MoCo: Fuzzing Deep Learning Libraries via Assembling Code

The rapidly developing deep learning (DL) techniques have been applied in software systems with various application scenarios. However, they could also pose new safety threats with potentially serious consequences, especially in safety-critical domains. DL libraries serve as the underlying foundation for DL systems, and bugs in them can have unpredictable impacts that directly affect the behaviors of DL systems. Previous research on fuzzing DL libraries still has limitations in the diversity of test inputs, the construction of test oracles, and the precision of detection. In this paper, we propose MoCo, a novel fuzzing testing method for DL libraries via assembling code. MoCo first disassembles the seed code file to obtain the template and code blocks, and then employs code block mutation operators (e.g., API replacement, random generation, and boundary checking) to generate more new code blocks adapted to the template. By inserting context-appropriate code blocks into the template step by step, MoCo can generate a tree of code files with intergenerational relations. According to the derivation relations in this tree and the applied mutation operators, we construct the test oracle based on the execution state consistency. Since the granularity of code assembly and mutation is controlled rather than randomly divergent, we can quickly pinpoint the lines of code where the bugs are located and the corresponding triggering conditions. We conduct a comprehensive experiment to evaluate the efficiency and effectiveness of MoCo using three widely-used DL libraries (i.e., TensorFlow, PyTorch, and Jittor). During the experiment, MoCo detects 64 new bugs of four types in three DL libraries, where 51 bugs have been confirmed, and 13 bugs have been fixed by developers.

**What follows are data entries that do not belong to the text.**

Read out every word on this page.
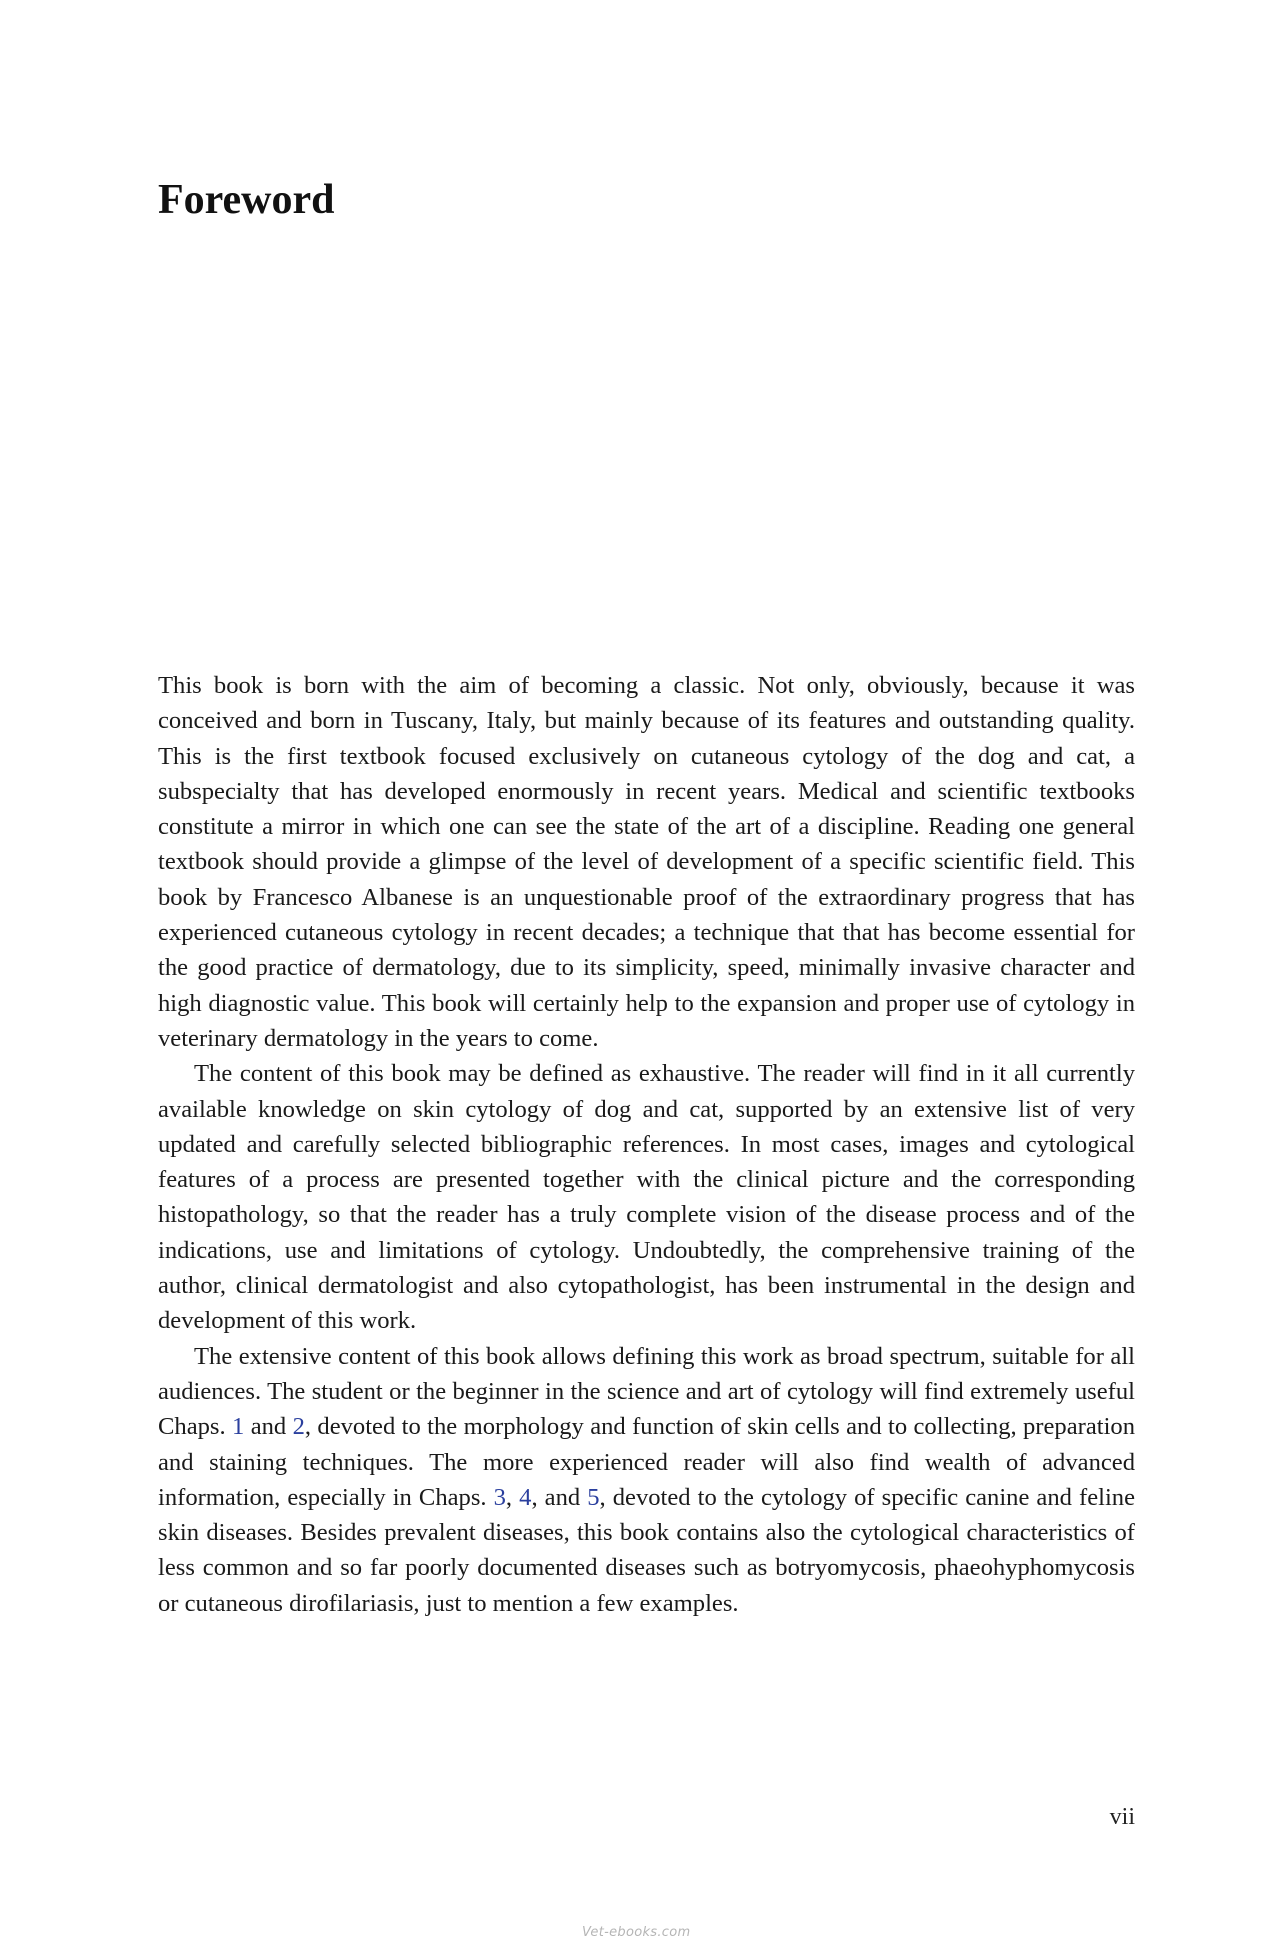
Foreword

This book is born with the aim of becoming a classic. Not only, obviously, because it was conceived and born in Tuscany, Italy, but mainly because of its features and outstanding quality. This is the first textbook focused exclusively on cutaneous cytology of the dog and cat, a subspecialty that has developed enormously in recent years. Medical and scientific textbooks constitute a mirror in which one can see the state of the art of a discipline. Reading one general textbook should provide a glimpse of the level of development of a specific scientific field. This book by Francesco Albanese is an unquestionable proof of the extraordinary progress that has experienced cutaneous cytology in recent decades; a technique that that has become essential for the good practice of dermatology, due to its simplicity, speed, minimally invasive character and high diagnostic value. This book will certainly help to the expansion and proper use of cytology in veterinary dermatology in the years to come.

The content of this book may be defined as exhaustive. The reader will find in it all currently available knowledge on skin cytology of dog and cat, supported by an extensive list of very updated and carefully selected bibliographic references. In most cases, images and cytological features of a process are presented together with the clinical picture and the corresponding histopathology, so that the reader has a truly complete vision of the disease process and of the indications, use and limitations of cytology. Undoubtedly, the comprehensive training of the author, clinical dermatologist and also cytopathologist, has been instrumental in the design and development of this work.

The extensive content of this book allows defining this work as broad spectrum, suitable for all audiences. The student or the beginner in the science and art of cytology will find extremely useful Chaps. 1 and 2, devoted to the morphology and function of skin cells and to collecting, preparation and staining techniques. The more experienced reader will also find wealth of advanced information, especially in Chaps. 3, 4, and 5, devoted to the cytology of specific canine and feline skin diseases. Besides prevalent diseases, this book contains also the cytological characteristics of less common and so far poorly documented diseases such as botryomycosis, phaeohyphomycosis or cutaneous dirofilariasis, just to mention a few examples.

vii
Vet-ebooks.com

翻译：快速发展的深度学习（DL）技术已应用于各类软件系统场景。然而，这些技术也可能带来具有潜在严重后果的新型安全威胁，尤其在安全关键领域。深度学习库作为DL系统的底层基础，其缺陷可能产生不可预测的影响，直接改变DL系统的行为。现有针对DL库的模糊测试研究在测试输入多样性、测试预言构建及检测精度方面仍存在局限。本文提出MoCo——一种通过代码组装对DL库进行模糊测试的新方法。MoCo首先反汇编种子代码文件以获取模板和代码块，继而采用代码块变异算子（如API替换、随机生成、边界检查）生成更多适配模板的新代码块。通过逐级向模板插入上下文适配的代码块，MoCo可生成具有代际关系的代码文件树。基于该树的派生关系及所应用的变异算子，我们根据执行状态一致性构建测试预言。由于代码组装与变异的粒度可控而非随机发散，我们能够快速定位缺陷所在代码行及相应触发条件。我们使用三个广泛应用的DL库（即TensorFlow、PyTorch、Jittor）开展全面实验以评估MoCo的效率与有效性。实验期间，MoCo在三个DL库中检测出四类64个新缺陷，其中51个缺陷已确认，13个缺陷已被开发者修复。